Macierewicz built up a powerful position on the right of Polish politics by becoming a close ally of the ultra-Catholic Radio Maryja radio station. He was also an exponent of the theory that the 2010 airline disaster that killed Lech Kaczyński, Poland’s president and Jarosław’s twin brother, as well as many other senior officials, was an assassination, not an accident as Polish and Russian investigations found.

He will play a key role in the new government at a time when Poland is ramping up its defense spending above 2 percent of GDP and modernizing its military in response to the perception of a growing threat from Russia. Many of the contracts, ranging from attack helicopters to air-defense systems, could be reopened by the new government.

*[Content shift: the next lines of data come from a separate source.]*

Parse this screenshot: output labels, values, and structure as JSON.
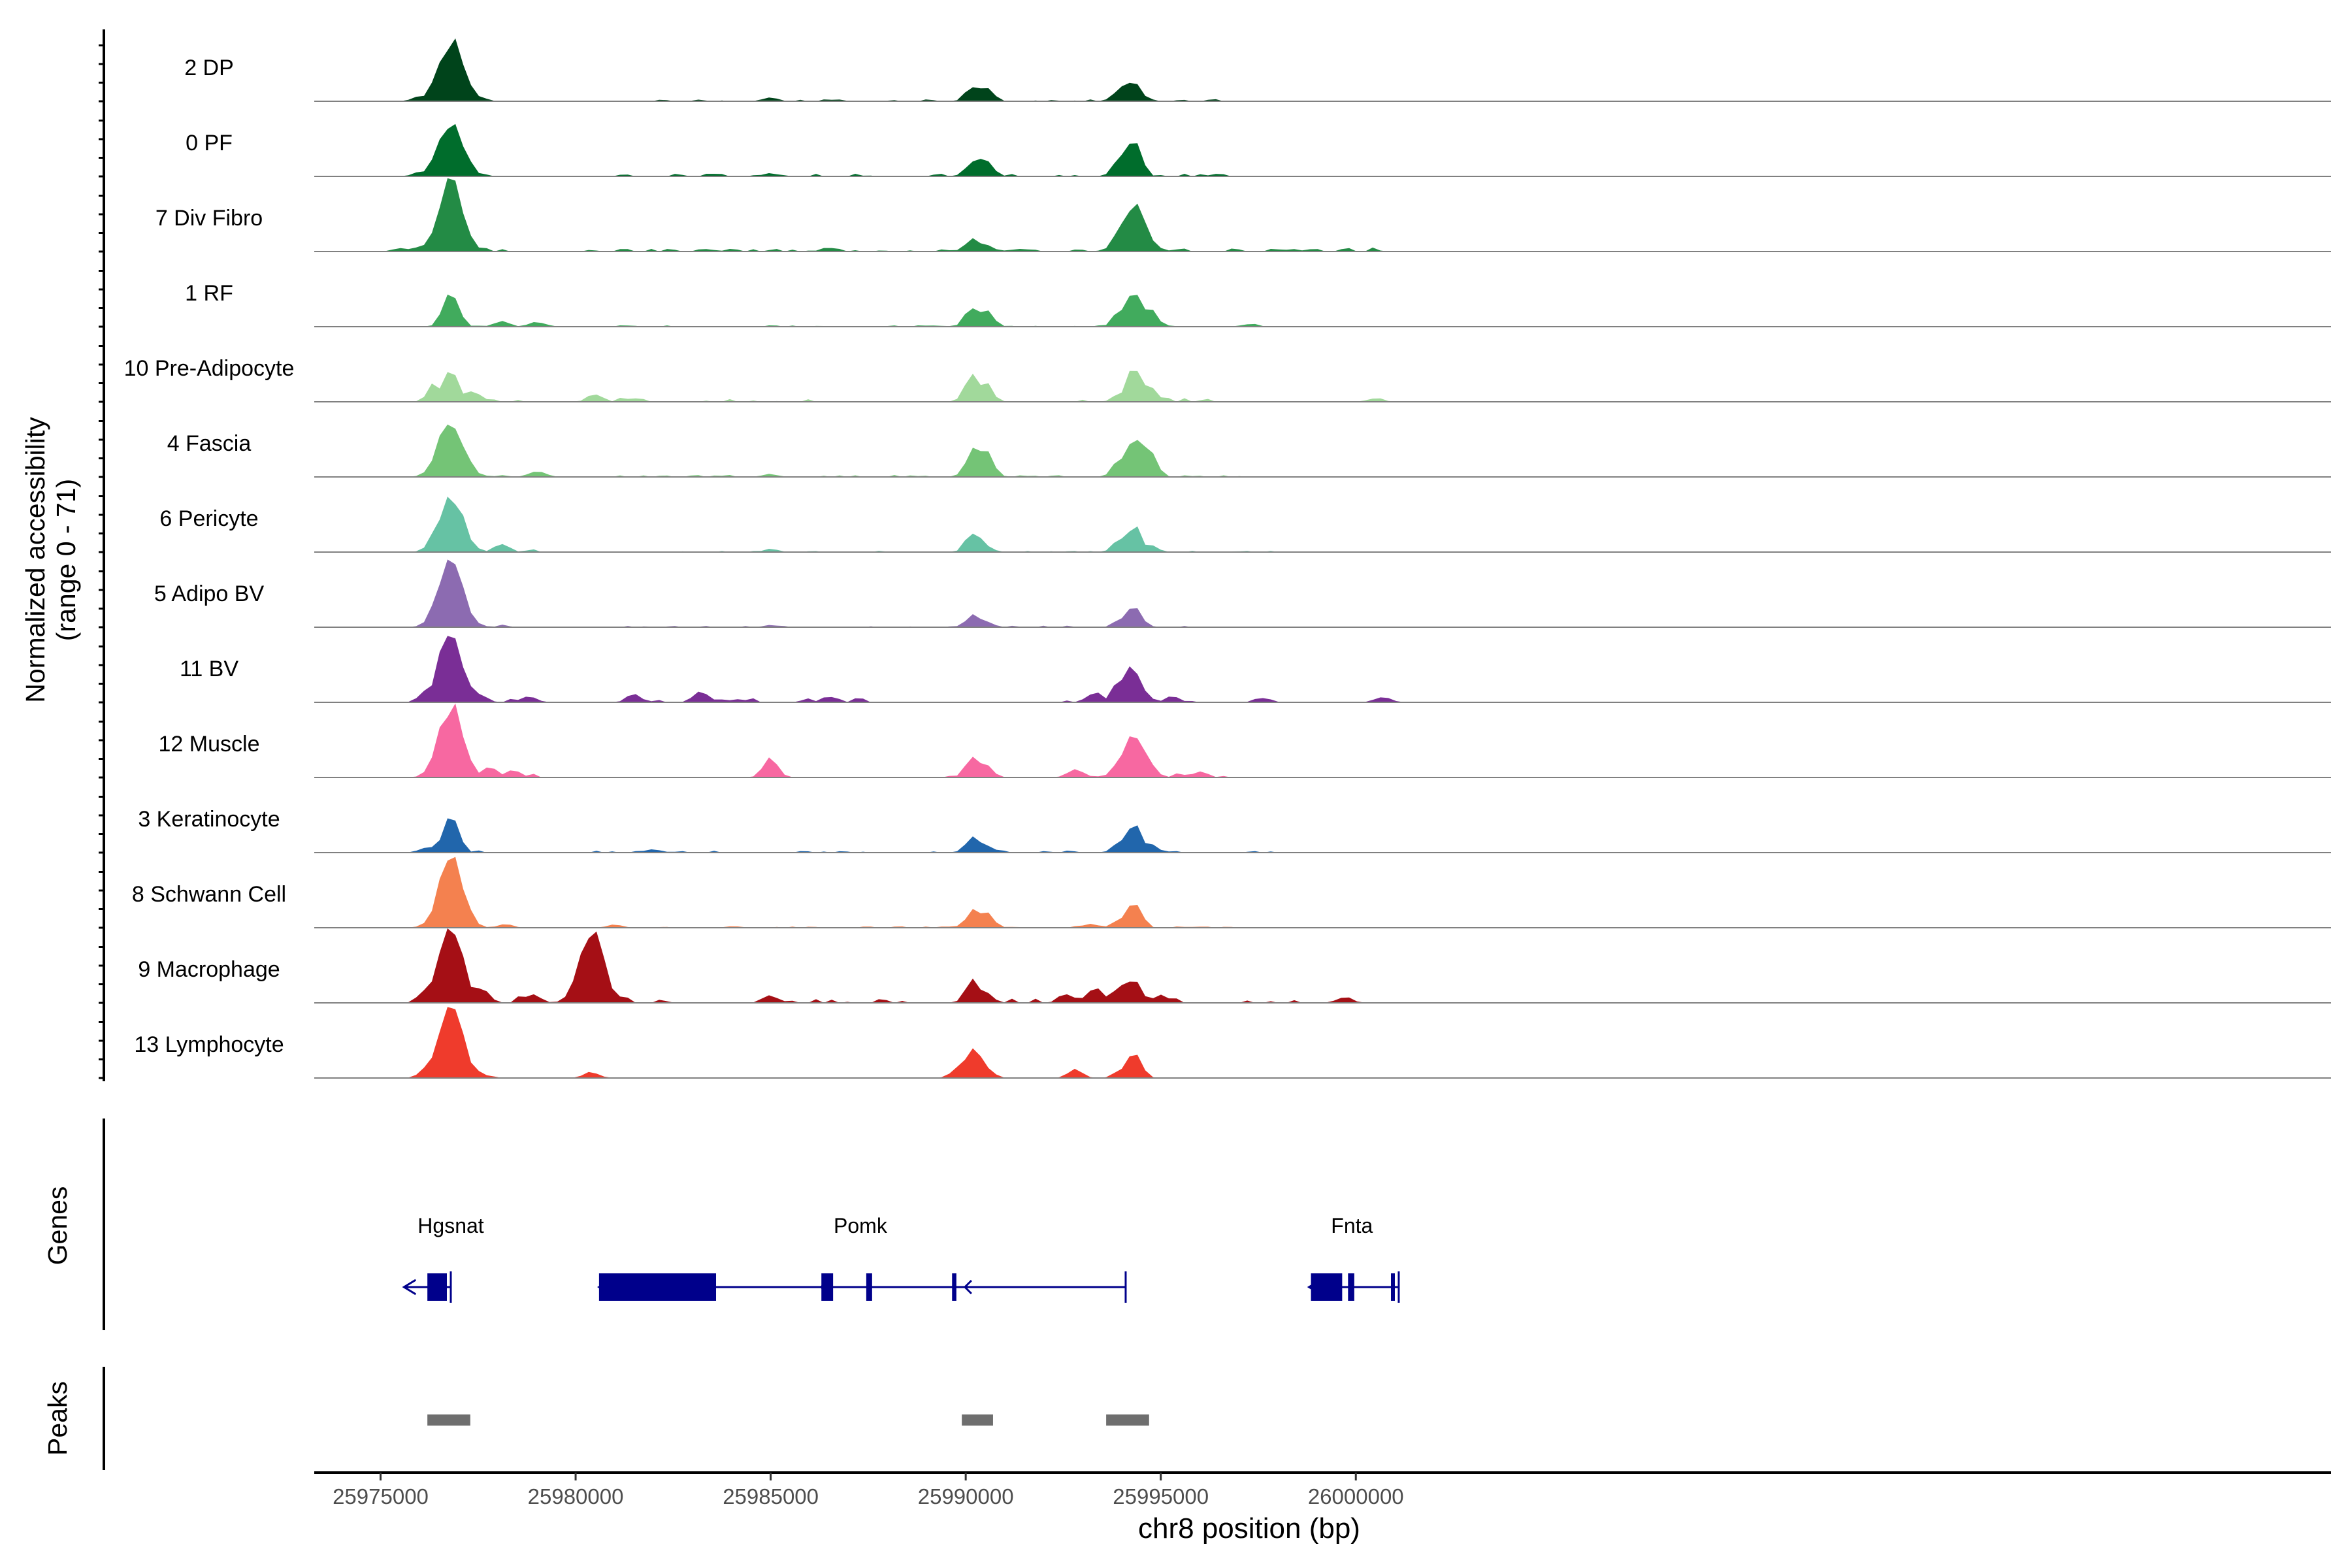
{
  "chart_data": {
    "type": "area",
    "title": "",
    "region": "chr8",
    "xlabel": "chr8 position (bp)",
    "xlim": [
      25973300,
      26025000
    ],
    "x_ticks": [
      25975000,
      25980000,
      25985000,
      25990000,
      25995000,
      26000000
    ],
    "x_tick_labels": [
      "25975000",
      "25980000",
      "25985000",
      "25990000",
      "25995000",
      "26000000"
    ],
    "ylabel_line1": "Normalized accessibility",
    "ylabel_line2": "(range 0 - 71)",
    "ylim": [
      0,
      71
    ],
    "tracks": [
      {
        "name": "2 DP",
        "color": "#00441b",
        "peaks": [
          [
            25976800,
            60
          ],
          [
            25990200,
            16
          ],
          [
            25990500,
            14
          ],
          [
            25994000,
            16
          ],
          [
            25994300,
            22
          ],
          [
            25985000,
            4
          ],
          [
            25976000,
            5
          ],
          [
            25977500,
            5
          ]
        ],
        "noise": [
          [
            25976000,
            25978000,
            3
          ],
          [
            25981000,
            25990000,
            1.5
          ],
          [
            25990800,
            25994000,
            2
          ],
          [
            25994600,
            25997000,
            1.5
          ]
        ]
      },
      {
        "name": "0 PF",
        "color": "#006d2c",
        "peaks": [
          [
            25976800,
            56
          ],
          [
            25990200,
            17
          ],
          [
            25990500,
            19
          ],
          [
            25994000,
            20
          ],
          [
            25994300,
            36
          ],
          [
            25985000,
            3
          ],
          [
            25976000,
            4
          ]
        ],
        "noise": [
          [
            25976000,
            25978000,
            3
          ],
          [
            25981000,
            25990000,
            2
          ],
          [
            25990800,
            25994000,
            2
          ],
          [
            25994600,
            25997000,
            2
          ]
        ]
      },
      {
        "name": "7 Div Fibro",
        "color": "#238b45",
        "peaks": [
          [
            25976800,
            70
          ],
          [
            25990200,
            15
          ],
          [
            25990500,
            8
          ],
          [
            25994000,
            30
          ],
          [
            25994300,
            44
          ],
          [
            25986500,
            4
          ],
          [
            25975500,
            3
          ]
        ],
        "noise": [
          [
            25975500,
            25978500,
            3
          ],
          [
            25980000,
            25990000,
            2
          ],
          [
            25990800,
            25994000,
            2
          ],
          [
            25994600,
            26001300,
            3
          ]
        ]
      },
      {
        "name": "1 RF",
        "color": "#41ab5d",
        "peaks": [
          [
            25976800,
            40
          ],
          [
            25990200,
            22
          ],
          [
            25990500,
            20
          ],
          [
            25994000,
            18
          ],
          [
            25994300,
            36
          ],
          [
            25994700,
            18
          ],
          [
            25978100,
            6
          ],
          [
            25979000,
            5
          ],
          [
            25997300,
            3
          ]
        ],
        "noise": [
          [
            25976000,
            25979500,
            2
          ],
          [
            25981000,
            25990000,
            1
          ],
          [
            25990800,
            25994000,
            1
          ],
          [
            25994800,
            25998000,
            1
          ]
        ]
      },
      {
        "name": "10 Pre-Adipocyte",
        "color": "#a1d99b",
        "peaks": [
          [
            25976800,
            30
          ],
          [
            25976400,
            18
          ],
          [
            25980500,
            8
          ],
          [
            25990200,
            30
          ],
          [
            25990500,
            18
          ],
          [
            25994000,
            10
          ],
          [
            25994300,
            34
          ],
          [
            25994700,
            18
          ],
          [
            26000500,
            4
          ],
          [
            25977400,
            10
          ]
        ],
        "noise": [
          [
            25976000,
            25982000,
            3
          ],
          [
            25983000,
            25986000,
            2
          ],
          [
            25989500,
            25991000,
            3
          ],
          [
            25992800,
            25996500,
            3
          ]
        ]
      },
      {
        "name": "4 Fascia",
        "color": "#74c476",
        "peaks": [
          [
            25976800,
            56
          ],
          [
            25990200,
            30
          ],
          [
            25990500,
            30
          ],
          [
            25994000,
            20
          ],
          [
            25994300,
            40
          ],
          [
            25994700,
            30
          ],
          [
            25979000,
            6
          ],
          [
            25985000,
            3
          ]
        ],
        "noise": [
          [
            25976000,
            25979500,
            2
          ],
          [
            25981000,
            25990000,
            1.5
          ],
          [
            25990800,
            25994000,
            1.5
          ],
          [
            25994800,
            25997500,
            1.5
          ]
        ]
      },
      {
        "name": "6 Pericyte",
        "color": "#66c2a4",
        "peaks": [
          [
            25976800,
            58
          ],
          [
            25990200,
            20
          ],
          [
            25990500,
            6
          ],
          [
            25994000,
            14
          ],
          [
            25994300,
            26
          ],
          [
            25994700,
            8
          ],
          [
            25978100,
            8
          ],
          [
            25985000,
            3
          ]
        ],
        "noise": [
          [
            25976000,
            25979000,
            2
          ],
          [
            25981000,
            25990000,
            1
          ],
          [
            25990800,
            25994000,
            1
          ],
          [
            25994800,
            25998000,
            1
          ]
        ]
      },
      {
        "name": "5 Adipo BV",
        "color": "#8c6bb1",
        "peaks": [
          [
            25976800,
            66
          ],
          [
            25990200,
            12
          ],
          [
            25990500,
            6
          ],
          [
            25994000,
            8
          ],
          [
            25994300,
            24
          ],
          [
            25985000,
            2
          ]
        ],
        "noise": [
          [
            25976000,
            25978500,
            2
          ],
          [
            25981000,
            25990000,
            1
          ],
          [
            25990800,
            25994000,
            1.5
          ],
          [
            25994800,
            25996500,
            1
          ]
        ]
      },
      {
        "name": "11 BV",
        "color": "#7a2e96",
        "peaks": [
          [
            25976800,
            70
          ],
          [
            25976200,
            14
          ],
          [
            25977500,
            10
          ],
          [
            25994000,
            26
          ],
          [
            25994300,
            38
          ],
          [
            25993300,
            10
          ],
          [
            25981500,
            8
          ],
          [
            25983200,
            10
          ],
          [
            25986500,
            6
          ],
          [
            26000700,
            6
          ],
          [
            25997600,
            5
          ],
          [
            25995300,
            6
          ],
          [
            25978800,
            6
          ]
        ],
        "noise": [
          [
            25975800,
            25979500,
            3
          ],
          [
            25981000,
            25987500,
            3
          ],
          [
            25992500,
            25996000,
            3
          ]
        ]
      },
      {
        "name": "12 Muscle",
        "color": "#f768a1",
        "peaks": [
          [
            25976800,
            70
          ],
          [
            25985000,
            20
          ],
          [
            25990200,
            20
          ],
          [
            25990500,
            12
          ],
          [
            25994000,
            10
          ],
          [
            25994300,
            42
          ],
          [
            25994700,
            10
          ],
          [
            25992800,
            8
          ],
          [
            25977800,
            10
          ],
          [
            25978400,
            8
          ],
          [
            25996000,
            6
          ]
        ],
        "noise": [
          [
            25976000,
            25979000,
            3
          ],
          [
            25992500,
            25997000,
            3
          ],
          [
            25989500,
            25991000,
            2
          ]
        ]
      },
      {
        "name": "3 Keratinocyte",
        "color": "#2166ac",
        "peaks": [
          [
            25976800,
            40
          ],
          [
            25990200,
            16
          ],
          [
            25990500,
            8
          ],
          [
            25994000,
            14
          ],
          [
            25994300,
            30
          ],
          [
            25994700,
            10
          ],
          [
            25976200,
            6
          ],
          [
            25982000,
            3
          ]
        ],
        "noise": [
          [
            25976000,
            25978500,
            2
          ],
          [
            25980000,
            25990000,
            1.5
          ],
          [
            25990800,
            25994000,
            1.5
          ],
          [
            25994800,
            25998000,
            1.5
          ]
        ]
      },
      {
        "name": "8 Schwann Cell",
        "color": "#f4814f",
        "peaks": [
          [
            25976800,
            68
          ],
          [
            25990200,
            18
          ],
          [
            25990500,
            18
          ],
          [
            25994000,
            10
          ],
          [
            25994300,
            28
          ],
          [
            25978200,
            4
          ],
          [
            25981000,
            3
          ],
          [
            25993200,
            4
          ]
        ],
        "noise": [
          [
            25976000,
            25979000,
            2
          ],
          [
            25981000,
            25990000,
            1
          ],
          [
            25990800,
            25994000,
            1.5
          ],
          [
            25994800,
            25997000,
            1
          ]
        ]
      },
      {
        "name": "9 Macrophage",
        "color": "#a50f15",
        "peaks": [
          [
            25976800,
            70
          ],
          [
            25980400,
            70
          ],
          [
            25976200,
            16
          ],
          [
            25977600,
            16
          ],
          [
            25990200,
            22
          ],
          [
            25990500,
            10
          ],
          [
            25994000,
            20
          ],
          [
            25994300,
            26
          ],
          [
            25993300,
            16
          ],
          [
            25992600,
            10
          ],
          [
            25995000,
            8
          ],
          [
            25978900,
            10
          ],
          [
            25985000,
            8
          ],
          [
            25999700,
            6
          ]
        ],
        "noise": [
          [
            25975700,
            25982500,
            5
          ],
          [
            25984000,
            25988800,
            3
          ],
          [
            25989500,
            25991800,
            4
          ],
          [
            25992300,
            25995500,
            5
          ],
          [
            25996200,
            26000200,
            2
          ]
        ]
      },
      {
        "name": "13 Lymphocyte",
        "color": "#ef3b2c",
        "peaks": [
          [
            25976800,
            70
          ],
          [
            25990200,
            32
          ],
          [
            25990500,
            10
          ],
          [
            25994000,
            8
          ],
          [
            25994300,
            26
          ],
          [
            25976200,
            10
          ],
          [
            25977400,
            10
          ],
          [
            25980400,
            6
          ],
          [
            25992800,
            8
          ],
          [
            25989800,
            10
          ]
        ],
        "noise": [
          [
            25976000,
            25978300,
            4
          ],
          [
            25989500,
            25990900,
            4
          ],
          [
            25993600,
            25994500,
            4
          ]
        ]
      }
    ],
    "genes_label": "Genes",
    "genes": [
      {
        "name": "Hgsnat",
        "label_x": 25976800,
        "start": 25975600,
        "end": 25976800,
        "strand": "-",
        "exons": [
          [
            25976200,
            25976700
          ]
        ]
      },
      {
        "name": "Pomk",
        "label_x": 25987300,
        "start": 25980600,
        "end": 25994100,
        "strand": "-",
        "exons": [
          [
            25980600,
            25983600
          ],
          [
            25986300,
            25986600
          ],
          [
            25987450,
            25987600
          ],
          [
            25989650,
            25989760
          ]
        ]
      },
      {
        "name": "Fnta",
        "label_x": 25999900,
        "start": 25998800,
        "end": 26001100,
        "strand": "-",
        "exons": [
          [
            25998850,
            25999650
          ],
          [
            25999800,
            25999960
          ],
          [
            26000900,
            26000980
          ]
        ]
      }
    ],
    "peaks_label": "Peaks",
    "peak_regions": [
      [
        25976200,
        25977300
      ],
      [
        25989900,
        25990700
      ],
      [
        25993600,
        25994700
      ]
    ]
  }
}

“Kaczyński went against public opinion in making this decision,” said political scientist Norbert Maliszewski, adding that some of the personnel choices will come as a shock to centrist voters who had abandoned the Civic Platform party, in power since 2007, for Law and Justice. “Kaczyński wanted someone he could trust absolutely in this post.”

Other new ministers include Zbigniew Ziobro, who returns to the justice ministry he headed under the previous PiS government. He was the public face of the party’s law-and-order crackdown, often announcing highly politicized prosecutions at news conferences. His methods created concerns with civil rights groups, who worried that his eagerness to rack up prominent anti-corruption cases trampled on proper procedures.

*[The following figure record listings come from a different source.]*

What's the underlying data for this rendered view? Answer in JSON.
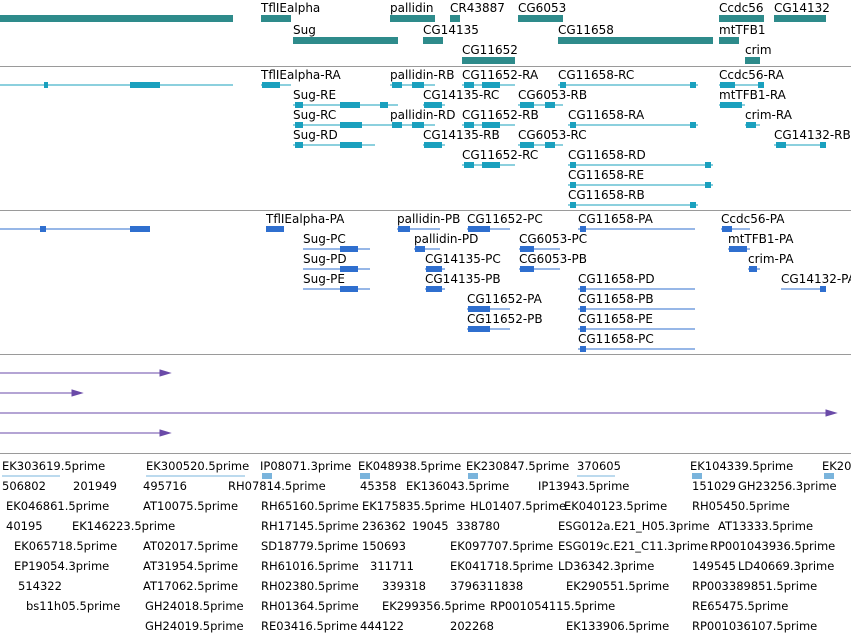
{
  "colors": {
    "gene": "#2e8b8b",
    "transcript": "#1aa0be",
    "protein": "#2f6fcf",
    "alignment": "#6a4aa8",
    "est": "#7ab4dc",
    "separator": "#9a9a9a"
  },
  "genes": [
    {
      "label": ""
    },
    {
      "label": "TflIEalpha"
    },
    {
      "label": "Sug"
    },
    {
      "label": "pallidin"
    },
    {
      "label": "CR43887"
    },
    {
      "label": "CG14135"
    },
    {
      "label": "CG11652"
    },
    {
      "label": "CG6053"
    },
    {
      "label": "CG11658"
    },
    {
      "label": "Ccdc56"
    },
    {
      "label": "mtTFB1"
    },
    {
      "label": "CG14132"
    },
    {
      "label": "crim"
    }
  ],
  "transcripts": [
    {
      "label": ""
    },
    {
      "label": "TflIEalpha-RA"
    },
    {
      "label": "Sug-RE"
    },
    {
      "label": "Sug-RC"
    },
    {
      "label": "Sug-RD"
    },
    {
      "label": "pallidin-RB"
    },
    {
      "label": "pallidin-RD"
    },
    {
      "label": "CG14135-RC"
    },
    {
      "label": "CG14135-RB"
    },
    {
      "label": "CG11652-RA"
    },
    {
      "label": "CG11652-RB"
    },
    {
      "label": "CG11652-RC"
    },
    {
      "label": "CG6053-RB"
    },
    {
      "label": "CG6053-RC"
    },
    {
      "label": "CG11658-RC"
    },
    {
      "label": "CG11658-RA"
    },
    {
      "label": "CG11658-RD"
    },
    {
      "label": "CG11658-RE"
    },
    {
      "label": "CG11658-RB"
    },
    {
      "label": "Ccdc56-RA"
    },
    {
      "label": "mtTFB1-RA"
    },
    {
      "label": "crim-RA"
    },
    {
      "label": "CG14132-RB"
    }
  ],
  "proteins": [
    {
      "label": ""
    },
    {
      "label": "TflIEalpha-PA"
    },
    {
      "label": "Sug-PC"
    },
    {
      "label": "Sug-PD"
    },
    {
      "label": "Sug-PE"
    },
    {
      "label": "pallidin-PB"
    },
    {
      "label": "pallidin-PD"
    },
    {
      "label": "CG14135-PC"
    },
    {
      "label": "CG14135-PB"
    },
    {
      "label": "CG11652-PC"
    },
    {
      "label": "CG11652-PA"
    },
    {
      "label": "CG11652-PB"
    },
    {
      "label": "CG6053-PC"
    },
    {
      "label": "CG6053-PB"
    },
    {
      "label": "CG11658-PA"
    },
    {
      "label": "CG11658-PD"
    },
    {
      "label": "CG11658-PB"
    },
    {
      "label": "CG11658-PE"
    },
    {
      "label": "CG11658-PC"
    },
    {
      "label": "Ccdc56-PA"
    },
    {
      "label": "mtTFB1-PA"
    },
    {
      "label": "crim-PA"
    },
    {
      "label": "CG14132-PA"
    }
  ],
  "alignments": [
    {
      "label": ""
    },
    {
      "label": ""
    },
    {
      "label": ""
    },
    {
      "label": ""
    }
  ],
  "ests": [
    {
      "label": "EK303619.5prime"
    },
    {
      "label": "EK300520.5prime"
    },
    {
      "label": "IP08071.3prime"
    },
    {
      "label": "EK048938.5prime"
    },
    {
      "label": "EK230847.5prime"
    },
    {
      "label": "370605"
    },
    {
      "label": "EK104339.5prime"
    },
    {
      "label": "EK20"
    },
    {
      "label": "506802"
    },
    {
      "label": "201949"
    },
    {
      "label": "495716"
    },
    {
      "label": "RH07814.5prime"
    },
    {
      "label": "45358"
    },
    {
      "label": "EK136043.5prime"
    },
    {
      "label": "IP13943.5prime"
    },
    {
      "label": "151029"
    },
    {
      "label": "GH23256.3prime"
    },
    {
      "label": "EK046861.5prime"
    },
    {
      "label": "AT10075.5prime"
    },
    {
      "label": "RH65160.5prime"
    },
    {
      "label": "EK175835.5prime"
    },
    {
      "label": "HL01407.5prime"
    },
    {
      "label": "EK040123.5prime"
    },
    {
      "label": "RH05450.5prime"
    },
    {
      "label": "40195"
    },
    {
      "label": "EK146223.5prime"
    },
    {
      "label": "RH17145.5prime"
    },
    {
      "label": "236362"
    },
    {
      "label": "19045"
    },
    {
      "label": "338780"
    },
    {
      "label": "ESG012a.E21_H05.3prime"
    },
    {
      "label": "AT13333.5prime"
    },
    {
      "label": "EK065718.5prime"
    },
    {
      "label": "AT02017.5prime"
    },
    {
      "label": "SD18779.5prime"
    },
    {
      "label": "150693"
    },
    {
      "label": "EK097707.5prime"
    },
    {
      "label": "ESG019c.E21_C11.3prime"
    },
    {
      "label": "RP001043936.5prime"
    },
    {
      "label": "EP19054.3prime"
    },
    {
      "label": "AT31954.5prime"
    },
    {
      "label": "RH61016.5prime"
    },
    {
      "label": "311711"
    },
    {
      "label": "EK041718.5prime"
    },
    {
      "label": "LD36342.3prime"
    },
    {
      "label": "149545"
    },
    {
      "label": "LD40669.3prime"
    },
    {
      "label": "514322"
    },
    {
      "label": "AT17062.5prime"
    },
    {
      "label": "RH02380.5prime"
    },
    {
      "label": "339318"
    },
    {
      "label": "3796311838"
    },
    {
      "label": "EK290551.5prime"
    },
    {
      "label": "RP003389851.5prime"
    },
    {
      "label": "bs11h05.5prime"
    },
    {
      "label": "GH24018.5prime"
    },
    {
      "label": "RH01364.5prime"
    },
    {
      "label": "EK299356.5prime"
    },
    {
      "label": "RP001054115.5prime"
    },
    {
      "label": "RE65475.5prime"
    },
    {
      "label": "GH24019.5prime"
    },
    {
      "label": "RE03416.5prime"
    },
    {
      "label": "444122"
    },
    {
      "label": "202268"
    },
    {
      "label": "EK133906.5prime"
    },
    {
      "label": "RP001036107.5prime"
    }
  ]
}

Kaczyński expelled Ziobro from PiS in 2011 after the men clashed over the direction of the party. Ziobro made his way back in to power by heading a small, right-wing party allied to Law and Justice (PiS) that is key to keeping its majority of 235 seats in the 460-member parliament.

‘Reassuring messages’

In other notable picks, Witold Waszczykowski was named foreign minister. He is seen as pro-American and an enemy of Radek Sikorski, the former foreign minister.

Also getting a top spot was Mariusz Kamiński, an anti-communist activist who returns as coordinator of Poland’s secret services. He was convicted of abuse of power by a Warsaw court in March and sentenced to three years in prison for his actions while running the elite Anti-Corruption Bureau under the previous PiS government; he has appealed the verdict.

Konrad Szymański becomes minister for EU affairs. The MEP, who served from 2004-2014, was chosen several times by Polish media as the country’s best European parliamentarian.

The new government has come in for criticism because Andrzej Duda, the Polish president, said he was unaware that Wednesday’s EU leader’s summit in Malta will be followed by an informal meeting a day later to discuss the migration crisis — the same day he set for the first session of parliament. That means Poland may not be present alongside other EU heads.

“Szymański is supposed to send a reassuring foreign policy message that not much will change in Poland’s relationship with the EU,” said Maliszewski.

Mateusz Morawiecki, a former banking executive, becomes development minister and deputy prime minister. Markets have been worried that expensive promises made by PiS during the campaign could wreck Poland’s public finances and hurt banks. Morawiecki’s nomination to the top economic job in Szydło’s cabinet is intended to calm them.

“We think he solves a key problem for the PiS — having been a well-known and respected leader on economic policy,” wrote Peter Attard Montalto, an analyst with Nomura, the investment bank. “However, we believe he would only have been given the job by Kaczyński if he bought into the election campaign platform of PiS on economic policy.”

The government could be sworn in as early as Thursday.

The two weeks following the October 25 election have been marked by chaotic public relations that saw Szydło denigrated by senior members of the party, suggesting that Kaczyński was calling the shots.

“This is going to be a government of a weak prime minister surrounded by very powerful personalities,” said Maliszewski.